Mereka sering kali menutup-nutupi hal tersebut dan meyakinkan diri sendiri
bahwa itu adalah hal yang biasa pada usia mereka. Kejanggalan berikutnya mulai
dirasakan oleh orang-orang terdekat yang tinggal bersama, mereka merasa khawatir
terhadap penurunan daya ingat yang semakin menjadi, namun sekali lagi keluarga
merasa bahwa mungkin Lansia kelelahan dan perlu lebih banyak istirahat. Mereka

16
belum mencurigai adanya sebuah masalah besar di balik penurunan daya ingat yang
dialami oleh orang tua mereka.
Gejala demensia berikutnya yang muncul biasanya berupa depresi pada Lansia,
mereka menjaga jarak dengan lingkungan dan lebih sensitif. Kondisi seperti ini dapat
saja diikuti oleh munculnya penyakit lain dan biasanya akan memperparah kondisi
Lansia. Pada saat ini mungkin saja Lansia menjadi sangat ketakutan bahkan sampai
berhalusinasi. Di sinilah keluarga membawa Lansia penderita demensia ke rumah sakit
di mana demensia bukanlah menjadi hal utama fokus pemeriksaan.
Seringkali demensia luput dari pemeriksaan dan tidak terkaji oleh tim
kesehatan. Tidak semua tenaga kesehatan memiliki kemampuan untuk dapat mengkaji
dan mengenali gejala demensia. Mengkaji dan mendiagnosa demensia bukanlah hal
yang mudah dan cepat, perlu waktu yang panjang sebelum memastikan seseorang
positif menderita demensia. Setidaknya ada lima jenis pemeriksaan penting yang harus
dilakukan, mulai dari pengkajian latar belakang individu, pemeriksaan fisik,
pengkajian syaraf, pengkajian status mental dan sebagai penunjang perlu dilakukan
juga tes laboratorium.
Pada tahap lanjut demensia memunculkan perubahan tingkah laku yang
semakin mengkhawatirkan, sehingga perlu sekali bagi keluarga memahami dengan
baik perubahan tingkah laku yang dialami oleh Lansia penderita demensia.

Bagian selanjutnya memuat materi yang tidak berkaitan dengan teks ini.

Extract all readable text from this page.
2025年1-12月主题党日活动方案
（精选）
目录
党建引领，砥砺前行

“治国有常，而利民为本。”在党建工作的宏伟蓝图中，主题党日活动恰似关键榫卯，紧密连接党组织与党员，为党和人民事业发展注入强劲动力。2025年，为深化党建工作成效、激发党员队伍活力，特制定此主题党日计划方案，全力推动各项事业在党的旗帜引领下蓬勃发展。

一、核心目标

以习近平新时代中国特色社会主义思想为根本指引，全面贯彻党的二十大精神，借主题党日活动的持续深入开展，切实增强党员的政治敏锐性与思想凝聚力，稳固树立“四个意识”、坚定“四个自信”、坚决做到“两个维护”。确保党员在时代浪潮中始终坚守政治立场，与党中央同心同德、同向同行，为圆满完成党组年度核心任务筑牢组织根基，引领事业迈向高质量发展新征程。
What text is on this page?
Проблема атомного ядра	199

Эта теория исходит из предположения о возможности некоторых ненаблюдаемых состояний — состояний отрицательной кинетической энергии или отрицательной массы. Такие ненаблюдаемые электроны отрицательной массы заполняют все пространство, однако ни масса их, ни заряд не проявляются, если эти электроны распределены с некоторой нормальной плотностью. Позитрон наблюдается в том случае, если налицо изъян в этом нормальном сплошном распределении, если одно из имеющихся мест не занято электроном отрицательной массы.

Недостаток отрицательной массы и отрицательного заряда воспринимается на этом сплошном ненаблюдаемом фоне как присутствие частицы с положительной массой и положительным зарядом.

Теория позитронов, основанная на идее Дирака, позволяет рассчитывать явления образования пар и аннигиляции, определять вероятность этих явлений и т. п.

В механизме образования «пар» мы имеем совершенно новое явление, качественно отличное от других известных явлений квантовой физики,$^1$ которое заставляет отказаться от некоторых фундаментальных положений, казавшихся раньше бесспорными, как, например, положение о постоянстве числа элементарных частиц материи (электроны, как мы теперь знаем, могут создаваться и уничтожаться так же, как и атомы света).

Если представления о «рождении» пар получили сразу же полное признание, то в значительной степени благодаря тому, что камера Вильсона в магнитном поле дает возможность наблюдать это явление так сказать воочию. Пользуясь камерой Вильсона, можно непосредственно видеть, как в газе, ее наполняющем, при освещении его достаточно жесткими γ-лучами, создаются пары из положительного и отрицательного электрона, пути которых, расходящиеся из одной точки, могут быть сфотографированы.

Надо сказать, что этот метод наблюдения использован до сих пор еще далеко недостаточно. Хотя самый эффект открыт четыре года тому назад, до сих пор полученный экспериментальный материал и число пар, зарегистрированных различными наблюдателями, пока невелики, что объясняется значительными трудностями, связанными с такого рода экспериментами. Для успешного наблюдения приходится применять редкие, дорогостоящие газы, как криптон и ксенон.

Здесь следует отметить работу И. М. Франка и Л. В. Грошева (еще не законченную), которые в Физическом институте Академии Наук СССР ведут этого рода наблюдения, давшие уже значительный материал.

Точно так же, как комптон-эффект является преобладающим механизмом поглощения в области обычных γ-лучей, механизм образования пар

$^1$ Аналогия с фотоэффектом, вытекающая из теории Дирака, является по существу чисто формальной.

Pemahaman perubahan tingkah laku pada demensia dapat memunculkan sikap empati
yang sangat dibutuhkan oleh para anggota keluarga yang harus dengan sabar merawat
mereka. Perubahan tingkah laku (Behavioral symptom) yang dapat terjadi pada Lansia
penderita demensia di antaranya adalah delusi, halusinasi, depresi, kerusakan fungsi
tubuh, cemas, disorientasi spasial, ketidakmampuan melakukan tindakan yang berarti,
tidak dapat melakukan aktivitas sehari-hari secara mandiri, melawan, marah, agitasi,
apatis, dan kabur dari tempat tinggal (Volicer, L., Hurley, A.C., Mahoney, E. 1998).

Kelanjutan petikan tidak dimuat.